Source: Nicholson

Financial crises are analogous to bank runs. They occur when liquidity disappears, resulting in a “mismatch” between assets and liabilities. Usually there is too much credit creation and the liabilities are growing faster than the assets.

In this case, a depletion of cash reserves combined with “Panic”, drives outflows. This is the start of a Crisis.

China’s stock market crash and Minsky

The recent stock market crash in China is a classic cycle that follows the famous economist Hyman Minsky ‘s theory of business cycles: credit-driven boom, euphoria, and then finally… panic.

When confidence is high, banks begin to make loans in which the borrower can only afford to pay the interest. Usually this loan is set against an asset which is rising in value.

Then, we reach the final stages of irrational exuberance.

At this point, banks make loans to firms and households that cannot afford to pay either the interest or the principal.

Again this is underpinned by a belief that asset prices will continue to rise.

The game comes to a “screeching halt” when the asset prices stop increasing. Banks start owning assets that are decreasing in value, borrowers begin defaulting and eventually banks will look for bailouts. This is what is happening right now. Non-performing loans are increasing as Chinese banks and 11 shadow banks in northern China’s Hebei province have already asked for a bailout.

Effects from the crisis

At its June 12 high, the Shanghai Composite was trading around 25 times company earnings. A relatively high valuation. “Mum and dad” retail investors, have been investing in the stock market as they see their neighbours becoming wealthy from trading stocks and investing in IPOs. Adding more fuel to the fire further has been lax margin requirements.

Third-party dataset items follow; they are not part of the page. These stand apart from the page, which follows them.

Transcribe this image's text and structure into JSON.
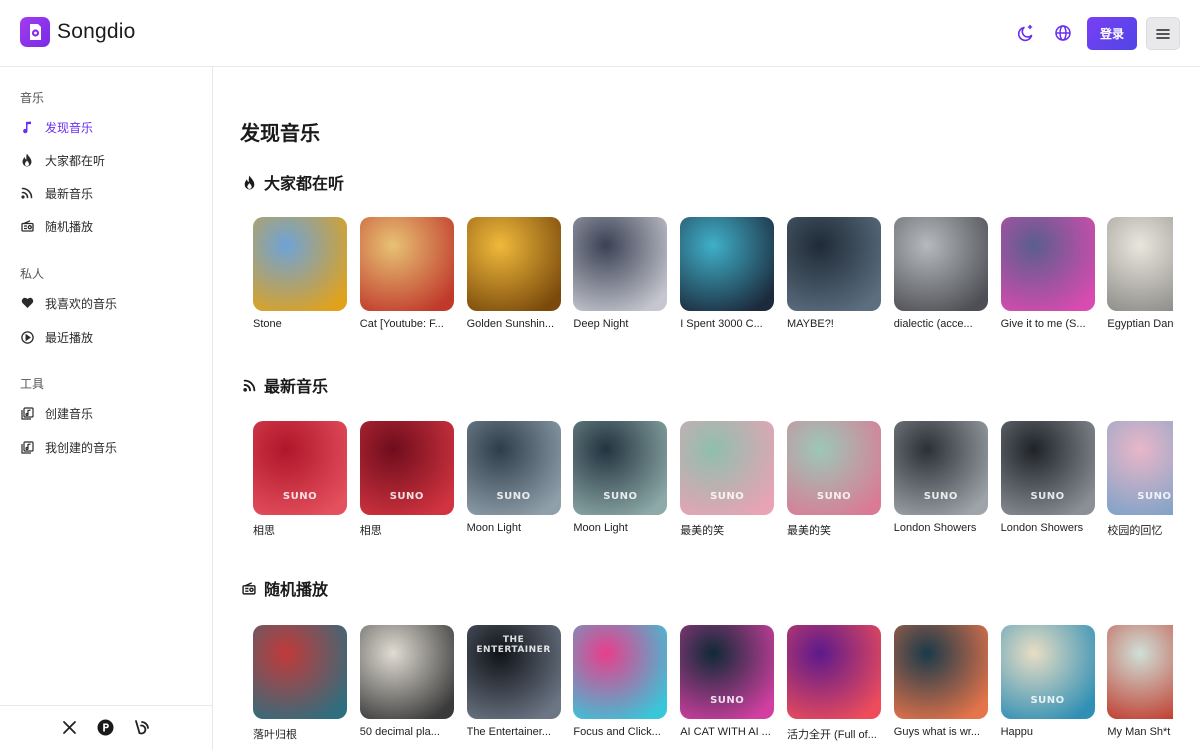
{
  "app": {
    "name": "Songdio",
    "login_label": "登录"
  },
  "colors": {
    "accent": "#6a2ff0",
    "button_gradient": [
      "#7a3ef5",
      "#4f46e5"
    ]
  },
  "topbar_icons": [
    "moon-icon",
    "globe-icon",
    "menu-icon"
  ],
  "sidebar": {
    "sections": [
      {
        "label": "音乐",
        "items": [
          {
            "label": "发现音乐",
            "icon": "music-note-icon",
            "active": true
          },
          {
            "label": "大家都在听",
            "icon": "flame-icon",
            "active": false
          },
          {
            "label": "最新音乐",
            "icon": "rss-icon",
            "active": false
          },
          {
            "label": "随机播放",
            "icon": "radio-icon",
            "active": false
          }
        ]
      },
      {
        "label": "私人",
        "items": [
          {
            "label": "我喜欢的音乐",
            "icon": "heart-icon",
            "active": false
          },
          {
            "label": "最近播放",
            "icon": "play-circle-icon",
            "active": false
          }
        ]
      },
      {
        "label": "工具",
        "items": [
          {
            "label": "创建音乐",
            "icon": "create-music-icon",
            "active": false
          },
          {
            "label": "我创建的音乐",
            "icon": "my-music-icon",
            "active": false
          }
        ]
      }
    ],
    "footer_icons": [
      "x-icon",
      "product-hunt-icon",
      "bluesky-icon"
    ]
  },
  "main": {
    "title": "发现音乐",
    "sections": [
      {
        "title": "大家都在听",
        "icon": "flame-icon",
        "songs": [
          {
            "title": "Stone",
            "colors": [
              "#6ea3d8",
              "#e0a21c"
            ]
          },
          {
            "title": "Cat [Youtube: F...",
            "colors": [
              "#e7c274",
              "#c0392b"
            ]
          },
          {
            "title": "Golden Sunshin...",
            "colors": [
              "#f0b93b",
              "#7a4a0c"
            ]
          },
          {
            "title": "Deep Night",
            "colors": [
              "#3b4254",
              "#c5c6cf"
            ]
          },
          {
            "title": "I Spent 3000 C...",
            "colors": [
              "#3fb0c9",
              "#1c2a3c"
            ]
          },
          {
            "title": "MAYBE?!",
            "colors": [
              "#1f2a36",
              "#5c6f80"
            ]
          },
          {
            "title": "dialectic (acce...",
            "colors": [
              "#b6b9bd",
              "#4d4f54"
            ]
          },
          {
            "title": "Give it to me (S...",
            "colors": [
              "#5a5e8e",
              "#d84bb0"
            ]
          },
          {
            "title": "Egyptian Dan",
            "colors": [
              "#e9e6dd",
              "#8b8a86"
            ]
          }
        ]
      },
      {
        "title": "最新音乐",
        "icon": "rss-icon",
        "songs": [
          {
            "title": "相思",
            "colors": [
              "#b0162a",
              "#e4505e"
            ],
            "suno": "SUNO"
          },
          {
            "title": "相思",
            "colors": [
              "#6f0d1c",
              "#d13340"
            ],
            "suno": "SUNO"
          },
          {
            "title": "Moon Light",
            "colors": [
              "#2f3d4b",
              "#8fa0ab"
            ],
            "suno": "SUNO"
          },
          {
            "title": "Moon Light",
            "colors": [
              "#233440",
              "#8da9a8"
            ],
            "suno": "SUNO"
          },
          {
            "title": "最美的笑",
            "colors": [
              "#8fbfae",
              "#e8a3b5"
            ],
            "suno": "SUNO"
          },
          {
            "title": "最美的笑",
            "colors": [
              "#9cc8b8",
              "#d97b95"
            ],
            "suno": "SUNO"
          },
          {
            "title": "London Showers",
            "colors": [
              "#2b3036",
              "#9ea4a9"
            ],
            "suno": "SUNO"
          },
          {
            "title": "London Showers",
            "colors": [
              "#1f2328",
              "#8a9096"
            ],
            "suno": "SUNO"
          },
          {
            "title": "校园的回忆",
            "colors": [
              "#e9b6c8",
              "#7aa2c8"
            ],
            "suno": "SUNO"
          }
        ]
      },
      {
        "title": "随机播放",
        "icon": "radio-icon",
        "songs": [
          {
            "title": "落叶归根",
            "colors": [
              "#c23a3a",
              "#2e6e7e"
            ]
          },
          {
            "title": "50 decimal pla...",
            "colors": [
              "#e0dcd3",
              "#3a3a3a"
            ]
          },
          {
            "title": "The Entertainer...",
            "colors": [
              "#101318",
              "#6c7685"
            ],
            "caption": "THE ENTERTAINER"
          },
          {
            "title": "Focus and Click...",
            "colors": [
              "#e83e8c",
              "#38c6d9"
            ]
          },
          {
            "title": "AI CAT WITH AI ...",
            "colors": [
              "#0f2a36",
              "#d23fa1"
            ],
            "suno": "SUNO"
          },
          {
            "title": "活力全开 (Full of...",
            "colors": [
              "#5c1a8c",
              "#ee4c5b"
            ]
          },
          {
            "title": "Guys what is wr...",
            "colors": [
              "#1a3a4a",
              "#e6744a"
            ]
          },
          {
            "title": "Happu",
            "colors": [
              "#e8ddc4",
              "#2f8fb5"
            ],
            "suno": "SUNO"
          },
          {
            "title": "My Man Sh*t",
            "colors": [
              "#cfe0d8",
              "#c0392b"
            ]
          }
        ]
      }
    ]
  }
}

The underlying issue is that these retail investors represent a sizable portion of wealth in China. Although institutional investors have now taken over from retail investors as the major force driving equity markets, total household savings in China hit RMB 31 trillion at the end of 2010. Much of this has shifted between savings and stocks plus mutual funds.

The wealth destruction that has taken place will reduce overall consumption contributing to a decline in employment and private investment. As a result, China is going to find it even harder to move to a more consumption driven economy.

So what should the central bank in China have done?

The Central Bank

Central banks generally have too loose a monetary policy preceding such a crisis.

This is a major concern.

During the recent falls, The People Bank of China (PBOC) continued to cut its short-term interest rates while facing continuing slowdown in its economy. We do appreciate that the PBOC was in a tight spot but it could have done better given the lessons learned from the financial crisis of 2008 by other central banks around the world.

In retrospect, the PBOC should have kept interest rates constant and implemented macro-prudential tools it has at its disposal: limiting loan growth, restriction on margin lending and caps on loan-to-value and debt-to-income ratios to name a few.

China’s Interbank Rate


The ignorance of such macro-prudential tools speaks volumes about what the central bank was more interested in.

It seems that the authorities were looking to keep propping up the market rather than allowing for a controlled price correction. Now we don’t even have a true free market, with credit accounts being frozen, short-selling being banned and governments and brokers working together to buy back shares.

Let’s hope the PBOC gets up to speed with its study of history and financial crises and learns the appropriate lessons sooner rather than later. Otherwise, the panic may become systemic and flow onto other countries directly linked to China.